War es Zufall? Der Mann, der den internationalen Dschihadismus verkörpert, stirbt gerade im arabischen Frühling, der dem totalitären Fanatismus ein Ende setzen will. Wenn die arabischen Völker für die Demokratie und nicht den Islam oder die von Al-Qaida gepredigte Rückkehr des Kalifats auf die Barrikaden gehen, war Osama Bin Laden ohnehin schon dem Tode geweiht.

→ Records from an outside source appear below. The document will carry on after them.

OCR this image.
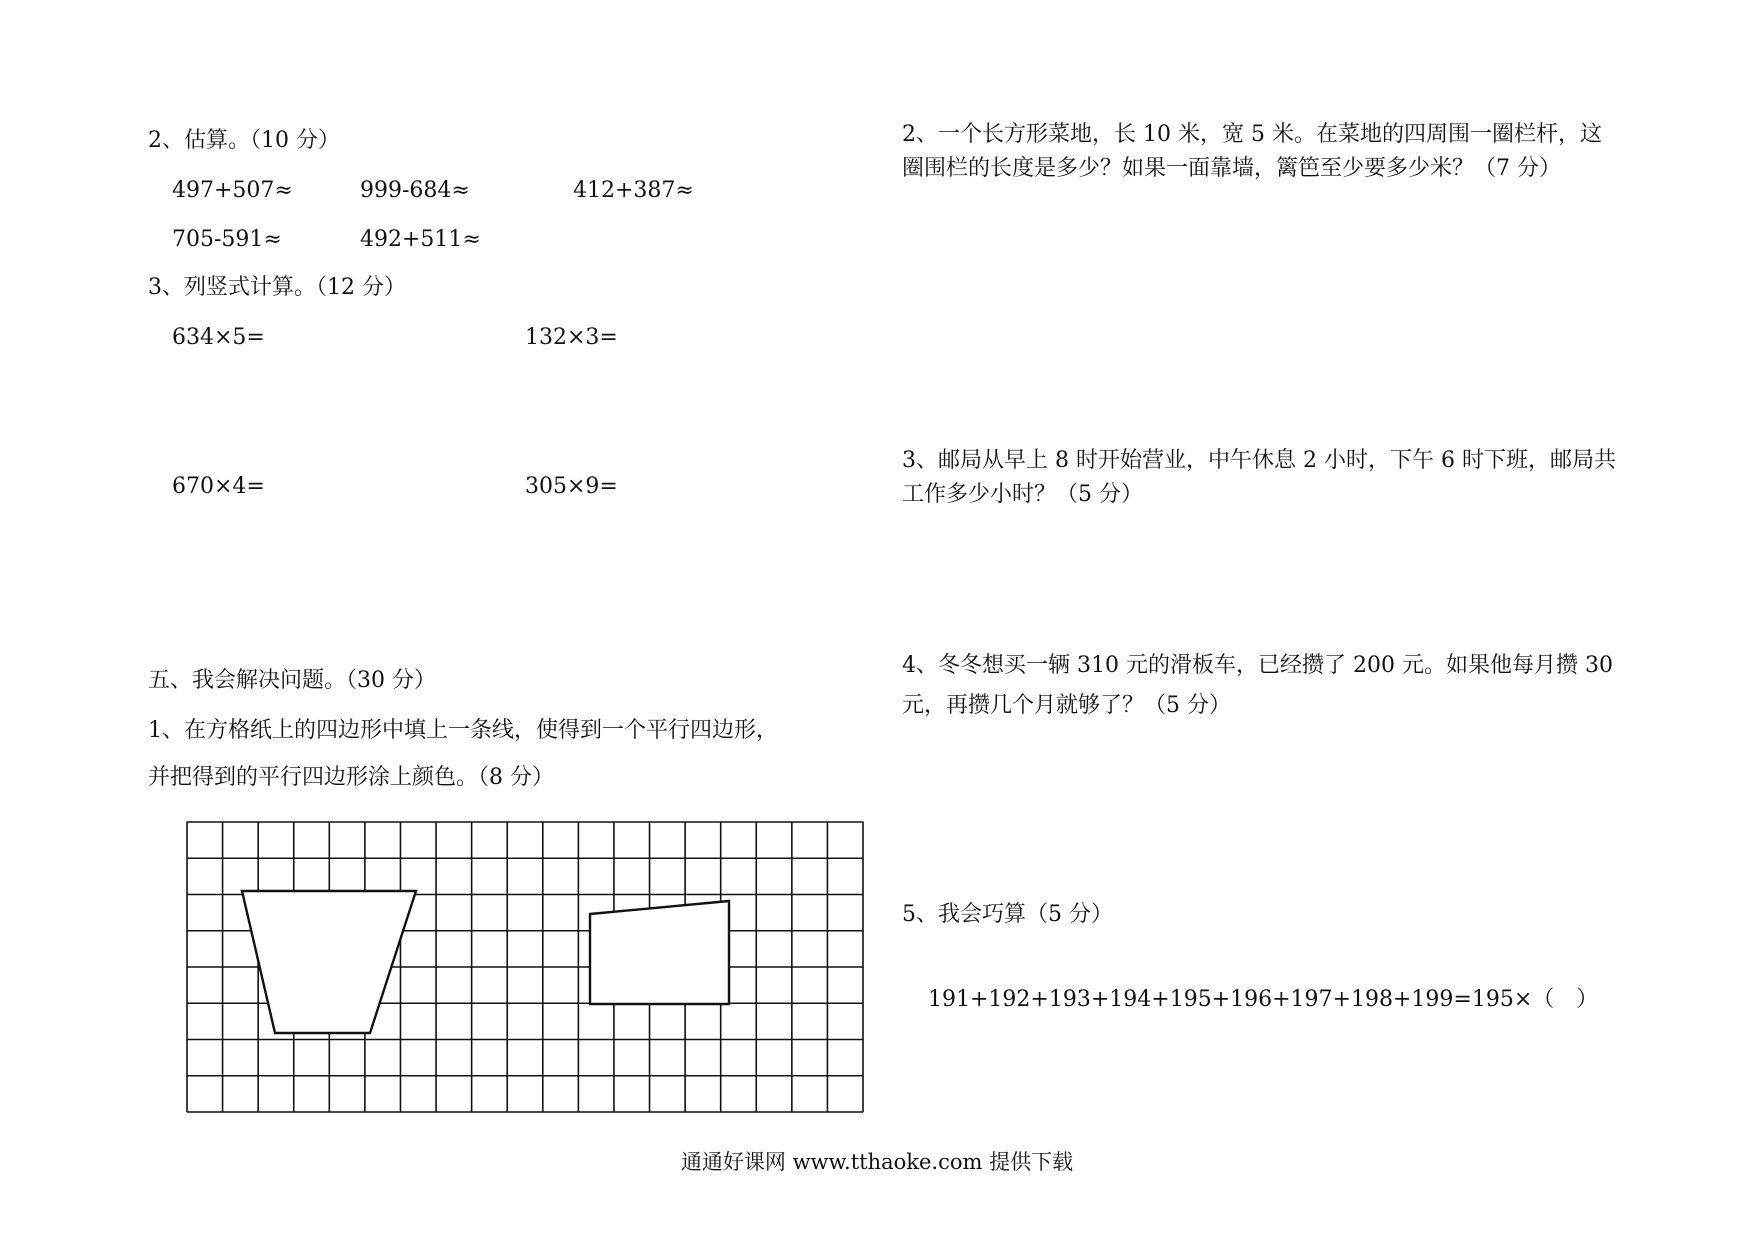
2、估算。（10 分）
497+507≈	999-684≈	412+387≈
705-591≈	492+511≈
3、列竖式计算。（12 分）
634×5=	132×3=
670×4=	305×9=
五、我会解决问题。（30 分）
1、在方格纸上的四边形中填上一条线，使得到一个平行四边形，
并把得到的平行四边形涂上颜色。（8 分）
2、一个长方形菜地，长 10 米，宽 5 米。在菜地的四周围一圈栏杆，这圈围栏的长度是多少？如果一面靠墙，篱笆至少要多少米？（7 分）
3、邮局从早上 8 时开始营业，中午休息 2 小时，下午 6 时下班，邮局共工作多少小时？（5 分）
4、冬冬想买一辆 310 元的滑板车，已经攒了 200 元。如果他每月攒 30 元，再攒几个月就够了？（5 分）
5、我会巧算（5 分）
191+192+193+194+195+196+197+198+199=195×（　）
通通好课网 www.tthaoke.com 提供下载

So gesehen verkündete Präsident Barack Obama am Abend des 1. Mai eigentlich bereits den zweiten Tod des Gründers von Al-Qaida, als er berichtete, Bin Laden wäre in Pakistan beim Einsatz eines US-Kommandos ums Leben gekommen.

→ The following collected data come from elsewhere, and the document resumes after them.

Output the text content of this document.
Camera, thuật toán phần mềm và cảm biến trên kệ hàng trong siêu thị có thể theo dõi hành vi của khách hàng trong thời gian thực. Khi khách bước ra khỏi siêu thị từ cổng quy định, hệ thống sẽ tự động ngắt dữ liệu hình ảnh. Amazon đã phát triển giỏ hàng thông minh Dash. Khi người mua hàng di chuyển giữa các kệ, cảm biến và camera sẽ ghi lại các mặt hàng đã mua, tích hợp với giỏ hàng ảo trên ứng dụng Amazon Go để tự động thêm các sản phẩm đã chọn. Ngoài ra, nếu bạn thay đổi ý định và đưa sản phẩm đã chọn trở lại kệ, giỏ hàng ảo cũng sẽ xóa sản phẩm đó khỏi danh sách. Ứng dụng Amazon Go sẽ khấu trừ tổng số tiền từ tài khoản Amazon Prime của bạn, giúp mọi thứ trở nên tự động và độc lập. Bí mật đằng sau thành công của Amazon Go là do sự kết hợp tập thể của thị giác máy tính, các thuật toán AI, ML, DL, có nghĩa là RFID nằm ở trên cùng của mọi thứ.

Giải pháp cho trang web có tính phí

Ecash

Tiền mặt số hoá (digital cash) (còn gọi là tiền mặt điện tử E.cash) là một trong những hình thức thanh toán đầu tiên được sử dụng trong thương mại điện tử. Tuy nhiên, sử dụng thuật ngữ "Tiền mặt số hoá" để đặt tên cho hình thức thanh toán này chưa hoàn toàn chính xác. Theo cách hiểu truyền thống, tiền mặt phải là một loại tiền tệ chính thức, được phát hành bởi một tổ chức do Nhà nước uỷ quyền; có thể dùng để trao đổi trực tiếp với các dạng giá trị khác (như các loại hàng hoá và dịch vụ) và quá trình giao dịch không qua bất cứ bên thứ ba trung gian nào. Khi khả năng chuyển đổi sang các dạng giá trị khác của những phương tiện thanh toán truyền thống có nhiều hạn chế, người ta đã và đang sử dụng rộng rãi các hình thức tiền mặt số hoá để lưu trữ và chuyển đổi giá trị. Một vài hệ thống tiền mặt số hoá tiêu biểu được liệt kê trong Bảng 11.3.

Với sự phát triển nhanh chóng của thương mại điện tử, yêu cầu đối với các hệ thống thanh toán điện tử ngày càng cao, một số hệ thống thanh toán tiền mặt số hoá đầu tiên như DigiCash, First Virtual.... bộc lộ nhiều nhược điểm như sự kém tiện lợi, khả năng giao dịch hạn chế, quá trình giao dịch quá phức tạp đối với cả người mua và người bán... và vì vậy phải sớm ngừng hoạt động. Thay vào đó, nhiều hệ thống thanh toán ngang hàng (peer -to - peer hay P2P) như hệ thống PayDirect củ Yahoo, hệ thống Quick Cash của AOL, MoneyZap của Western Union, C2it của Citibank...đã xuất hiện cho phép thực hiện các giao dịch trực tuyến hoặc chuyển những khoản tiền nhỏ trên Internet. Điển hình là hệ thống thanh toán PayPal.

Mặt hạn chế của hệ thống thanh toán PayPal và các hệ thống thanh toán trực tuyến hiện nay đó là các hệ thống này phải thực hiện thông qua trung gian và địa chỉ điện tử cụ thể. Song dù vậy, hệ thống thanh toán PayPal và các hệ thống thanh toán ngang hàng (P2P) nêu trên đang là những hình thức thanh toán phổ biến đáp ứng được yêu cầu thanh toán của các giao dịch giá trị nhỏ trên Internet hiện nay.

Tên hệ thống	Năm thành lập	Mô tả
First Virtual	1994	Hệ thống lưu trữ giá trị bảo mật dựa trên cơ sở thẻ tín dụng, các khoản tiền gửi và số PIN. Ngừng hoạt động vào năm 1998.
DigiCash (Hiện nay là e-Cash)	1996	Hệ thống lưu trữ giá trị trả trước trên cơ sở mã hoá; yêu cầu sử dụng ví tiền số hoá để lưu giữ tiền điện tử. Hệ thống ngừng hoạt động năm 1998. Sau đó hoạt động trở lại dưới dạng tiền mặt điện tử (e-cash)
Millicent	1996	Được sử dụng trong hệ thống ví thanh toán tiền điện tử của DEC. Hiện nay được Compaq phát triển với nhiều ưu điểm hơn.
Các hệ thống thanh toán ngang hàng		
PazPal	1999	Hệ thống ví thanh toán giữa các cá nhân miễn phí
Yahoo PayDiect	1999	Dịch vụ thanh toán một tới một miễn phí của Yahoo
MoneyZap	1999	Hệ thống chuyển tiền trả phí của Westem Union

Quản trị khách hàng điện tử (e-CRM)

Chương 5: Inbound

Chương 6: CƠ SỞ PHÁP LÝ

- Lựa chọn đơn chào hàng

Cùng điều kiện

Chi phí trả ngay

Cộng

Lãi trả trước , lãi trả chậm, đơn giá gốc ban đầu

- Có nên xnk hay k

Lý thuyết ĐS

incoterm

Die erste Todesanzeige des saudi-arabischen Dissidenten stand auf den Banderolen der Demonstranten in Tunis und Kairo. Die Slogans schürten nicht den Hass auf den Westen, „die Kreuzritter und die Juden“ und hetzten nicht gegen Amerika auf wie Bin Laden, sondern drückten den Wunsch nach Freiheit und Demokratie aus, nach zwei Werten, die der dschihadistische Chef zutiefst verabscheute.
In der arabischen Welt hatte Bin Laden die Schlacht bereits verloren. Die Revolution feierte weder den Islamismus noch die illusorische Rückkehr zum Kalifat und zu einem fiktiven Ur-Islam als Allheilmittel für die Probleme der muslimischen Länder oder gar des gesamten Universums.

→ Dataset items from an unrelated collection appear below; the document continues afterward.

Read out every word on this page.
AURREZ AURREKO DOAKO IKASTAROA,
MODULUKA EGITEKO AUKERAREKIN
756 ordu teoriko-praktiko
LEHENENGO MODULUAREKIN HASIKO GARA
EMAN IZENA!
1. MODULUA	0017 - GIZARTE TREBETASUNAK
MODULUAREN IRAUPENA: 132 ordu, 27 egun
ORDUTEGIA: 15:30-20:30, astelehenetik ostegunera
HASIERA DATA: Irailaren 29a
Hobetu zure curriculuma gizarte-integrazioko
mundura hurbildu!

Bin Laden starb in einer Zeit, in der die Faszination und die Anziehungskraft des Islamismus allmählich nachlassen. Das bedeutet nicht, dass es keine Terroranschläge mehr geben wird, oder dass Al-Qaida und ihre Töchter nicht weiter in Nordafrika und der Sahelzone wüten werden. Es wird immer Gruppen geben, die sich zu der Bewegung bekennen, um mancherorts zu töten und zu entführen. Marokko musste soeben diese böse Erfahrung machen.
Der Kult der blinden Gewalt ist allerdings nicht der einzige Nachlass Bin Ladens. Der Mann, der gerade gestorben ist, hat den Anfang des 21. Jahrhunderts tief geprägt. Osama Bin Laden, Sohn einer reichen saudi-arabischen Familie, der sein finsteres Handwerk im Kampf gegen die Sowjets in Afghanistan lernte, ist schließlich auch der Architekt unserer strategischen Landschaft.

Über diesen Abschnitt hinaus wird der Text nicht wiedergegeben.